ABSTRACT Natural navigation is an important skill that engages many sensory, motor and cognitive systems. Because aging and degenerative brain disease both diminish the capacity to navigate in the real world, a better understanding of the brain mechanisms mediating navigation will improve diagnosis and monitoring of neurological and neurodegenerative diseases. Neurophysiological studies in animals have led to fundamental insights about the neural mechanisms mediating navigation. However, due to methodological limitations neuroimaging studies of navigation in humans have generally been less compelling than the animal work. We propose to overcome these limitations by using the NexGen 7T MRI scanner recently installed at UC Berkeley to measure brain activity during a naturalistic driving task. Driving is an excellent target for fMRI studies because is a common human navigation task that unfolds across a large and varied landscape, and on a timescale commensurate with fMRI; it engages many navigational brain systems; and it is impacted by aging and neurological diseases. Data will be analyzed by means of an innovative and powerful voxelwise modeling framework developed in PI Gallant's lab over the past 10 years, and validated in many publications. Computational models reflecting 33 different types of navigational features will be fit to the fMRI data separately for each voxel and in each individual subject. Model prediction accuracy and generalization will be cross-validated using separate data sets and subjects reserved for this purpose. The results will be used to test dozens of specific hypotheses about navigation drawn from the theoretical and experimental literature on both rodents and humans. These results will also be used to obtain a detailed functional parcellation of navigational representations in each individual and across the group, and to identify functional networks that represent specific navigation-related features. By combining naturalistic experiments, large-scale computational modeling, multiple hypothesis testing, data-driven functional parcellation and functional network analysis, this research will provide fundamental new information about the human brain mechanisms mediating navigation and their relationship to prior findings from the animal literature.

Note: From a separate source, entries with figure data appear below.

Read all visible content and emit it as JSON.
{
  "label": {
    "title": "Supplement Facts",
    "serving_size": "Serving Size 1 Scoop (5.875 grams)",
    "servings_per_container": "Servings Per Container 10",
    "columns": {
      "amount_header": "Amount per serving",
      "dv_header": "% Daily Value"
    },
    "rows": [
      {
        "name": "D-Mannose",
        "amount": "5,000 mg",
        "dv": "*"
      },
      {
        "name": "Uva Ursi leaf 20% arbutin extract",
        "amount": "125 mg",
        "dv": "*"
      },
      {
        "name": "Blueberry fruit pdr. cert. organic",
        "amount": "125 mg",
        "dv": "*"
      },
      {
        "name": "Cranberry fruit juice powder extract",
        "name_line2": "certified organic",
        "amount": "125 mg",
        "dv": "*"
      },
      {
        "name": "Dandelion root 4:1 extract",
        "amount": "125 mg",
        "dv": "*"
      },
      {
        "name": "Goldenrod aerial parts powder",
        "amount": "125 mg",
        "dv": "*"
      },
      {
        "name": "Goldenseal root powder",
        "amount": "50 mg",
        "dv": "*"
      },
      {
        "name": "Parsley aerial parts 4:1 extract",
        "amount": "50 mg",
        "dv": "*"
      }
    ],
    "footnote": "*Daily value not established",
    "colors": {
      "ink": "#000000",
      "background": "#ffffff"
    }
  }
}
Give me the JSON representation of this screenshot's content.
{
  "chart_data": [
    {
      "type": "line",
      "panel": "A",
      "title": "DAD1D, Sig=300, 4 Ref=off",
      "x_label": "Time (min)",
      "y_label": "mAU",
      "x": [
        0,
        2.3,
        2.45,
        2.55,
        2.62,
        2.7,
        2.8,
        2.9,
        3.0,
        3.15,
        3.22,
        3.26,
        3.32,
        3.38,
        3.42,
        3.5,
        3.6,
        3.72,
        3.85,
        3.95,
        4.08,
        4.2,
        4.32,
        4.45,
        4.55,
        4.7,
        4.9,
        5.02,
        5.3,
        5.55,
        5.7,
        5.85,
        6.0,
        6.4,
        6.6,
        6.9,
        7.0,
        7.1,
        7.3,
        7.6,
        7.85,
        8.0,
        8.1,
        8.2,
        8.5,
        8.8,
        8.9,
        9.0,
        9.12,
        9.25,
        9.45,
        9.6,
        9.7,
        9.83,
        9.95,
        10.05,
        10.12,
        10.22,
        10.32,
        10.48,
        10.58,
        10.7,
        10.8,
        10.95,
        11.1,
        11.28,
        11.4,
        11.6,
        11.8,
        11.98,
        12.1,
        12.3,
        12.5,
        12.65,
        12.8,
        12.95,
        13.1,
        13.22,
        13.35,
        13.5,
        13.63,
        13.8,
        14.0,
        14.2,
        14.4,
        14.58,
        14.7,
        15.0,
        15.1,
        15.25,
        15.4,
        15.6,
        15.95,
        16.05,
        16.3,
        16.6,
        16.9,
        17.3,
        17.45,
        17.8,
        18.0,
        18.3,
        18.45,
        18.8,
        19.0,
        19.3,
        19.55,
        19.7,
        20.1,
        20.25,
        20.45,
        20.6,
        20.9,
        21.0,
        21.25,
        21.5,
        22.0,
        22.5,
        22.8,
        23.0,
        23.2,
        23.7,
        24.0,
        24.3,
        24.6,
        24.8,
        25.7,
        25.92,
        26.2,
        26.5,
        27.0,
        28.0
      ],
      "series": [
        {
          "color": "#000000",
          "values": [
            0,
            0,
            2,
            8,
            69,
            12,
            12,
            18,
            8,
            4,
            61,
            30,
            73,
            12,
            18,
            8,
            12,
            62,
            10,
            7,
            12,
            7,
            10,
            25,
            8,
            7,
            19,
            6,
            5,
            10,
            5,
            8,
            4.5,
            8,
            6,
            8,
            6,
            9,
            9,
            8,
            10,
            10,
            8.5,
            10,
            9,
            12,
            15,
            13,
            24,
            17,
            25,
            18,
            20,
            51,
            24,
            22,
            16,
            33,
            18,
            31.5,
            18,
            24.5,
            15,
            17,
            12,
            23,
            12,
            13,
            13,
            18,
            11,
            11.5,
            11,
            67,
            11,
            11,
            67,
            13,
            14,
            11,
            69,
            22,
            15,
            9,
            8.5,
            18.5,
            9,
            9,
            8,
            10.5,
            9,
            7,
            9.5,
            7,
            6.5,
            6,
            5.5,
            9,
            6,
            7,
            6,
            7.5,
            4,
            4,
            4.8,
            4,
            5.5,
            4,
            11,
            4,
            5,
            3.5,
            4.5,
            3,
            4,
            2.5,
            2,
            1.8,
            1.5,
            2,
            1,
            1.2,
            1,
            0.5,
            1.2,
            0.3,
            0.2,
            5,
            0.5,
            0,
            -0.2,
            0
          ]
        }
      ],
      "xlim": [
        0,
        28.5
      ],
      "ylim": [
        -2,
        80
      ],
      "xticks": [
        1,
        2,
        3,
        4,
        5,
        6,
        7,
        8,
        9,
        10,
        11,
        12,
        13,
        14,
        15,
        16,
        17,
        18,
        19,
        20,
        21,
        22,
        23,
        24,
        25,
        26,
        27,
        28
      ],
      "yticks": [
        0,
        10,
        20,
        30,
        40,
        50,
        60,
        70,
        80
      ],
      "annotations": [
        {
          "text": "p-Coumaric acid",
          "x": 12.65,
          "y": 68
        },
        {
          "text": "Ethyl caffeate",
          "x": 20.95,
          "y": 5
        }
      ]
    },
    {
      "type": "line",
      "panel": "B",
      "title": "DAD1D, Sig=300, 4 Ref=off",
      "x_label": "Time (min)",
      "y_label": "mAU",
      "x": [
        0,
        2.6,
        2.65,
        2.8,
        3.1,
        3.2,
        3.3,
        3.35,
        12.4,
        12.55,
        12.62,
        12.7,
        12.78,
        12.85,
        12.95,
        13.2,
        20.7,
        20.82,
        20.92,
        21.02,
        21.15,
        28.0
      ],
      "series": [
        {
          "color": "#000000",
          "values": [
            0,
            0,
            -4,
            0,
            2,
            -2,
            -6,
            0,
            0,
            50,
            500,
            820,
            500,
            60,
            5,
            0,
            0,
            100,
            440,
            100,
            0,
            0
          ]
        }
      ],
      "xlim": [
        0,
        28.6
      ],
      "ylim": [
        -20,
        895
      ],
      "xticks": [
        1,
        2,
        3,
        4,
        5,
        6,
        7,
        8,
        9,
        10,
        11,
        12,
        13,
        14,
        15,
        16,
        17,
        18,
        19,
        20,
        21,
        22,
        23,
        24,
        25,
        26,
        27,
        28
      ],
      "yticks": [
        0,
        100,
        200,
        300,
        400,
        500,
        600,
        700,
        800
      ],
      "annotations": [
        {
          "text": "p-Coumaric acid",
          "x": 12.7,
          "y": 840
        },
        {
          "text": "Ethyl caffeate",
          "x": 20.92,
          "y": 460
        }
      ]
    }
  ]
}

摘要 自然导航是一项重要的技能，涉及许多感官，运动和认知系统。因为 衰老和退化性脑部疾病都降低了在真实的世界中航行的能力， 了解大脑机制介导导航将改善诊断和监测 神经和神经变性疾病。动物神经生理学研究已经导致了 关于神经机制介导导航的见解。然而，由于方法上的限制， 人类导航的神经影像学研究通常不如动物研究那么引人注目。我们 我建议通过使用最近安装在加州大学伯克利分校的NexGen 7 T MRI扫描仪来克服这些限制 来测量自然驾驶任务中的大脑活动。驾驶是功能磁共振成像研究的一个很好的目标 因为这是一个常见的人类导航任务，在一个巨大而多样的景观中展开， 与功能性磁共振成像相当的时间尺度;它涉及许多导航大脑系统;并且它受到年龄的影响 和神经系统疾病。数据将通过创新和强大的体素建模进行分析 该框架在PI Gallant的实验室在过去10年中开发，并在许多出版物中得到验证。 反映33种不同类型的导航功能的计算模型将适合功能磁共振成像数据 分别针对每个体素和每个个体受试者。模型预测精度和泛化能力将 使用单独的数据集和为此目的保留的主题进行交叉验证。结果将用于测试 几十个关于导航的具体假设，来自理论和实验文献， 啮齿动物和人类。这些结果也将用于获得详细的功能分区的导航 每个人和整个群体中的代表，并确定代表的功能网络 具体的导航功能。通过结合自然主义实验，大规模计算 建模、多重假设检验、数据驱动的功能划分和功能网络分析， 这项研究将提供有关人脑调节导航机制的基本新信息 以及它们与动物文献中先前发现的关系。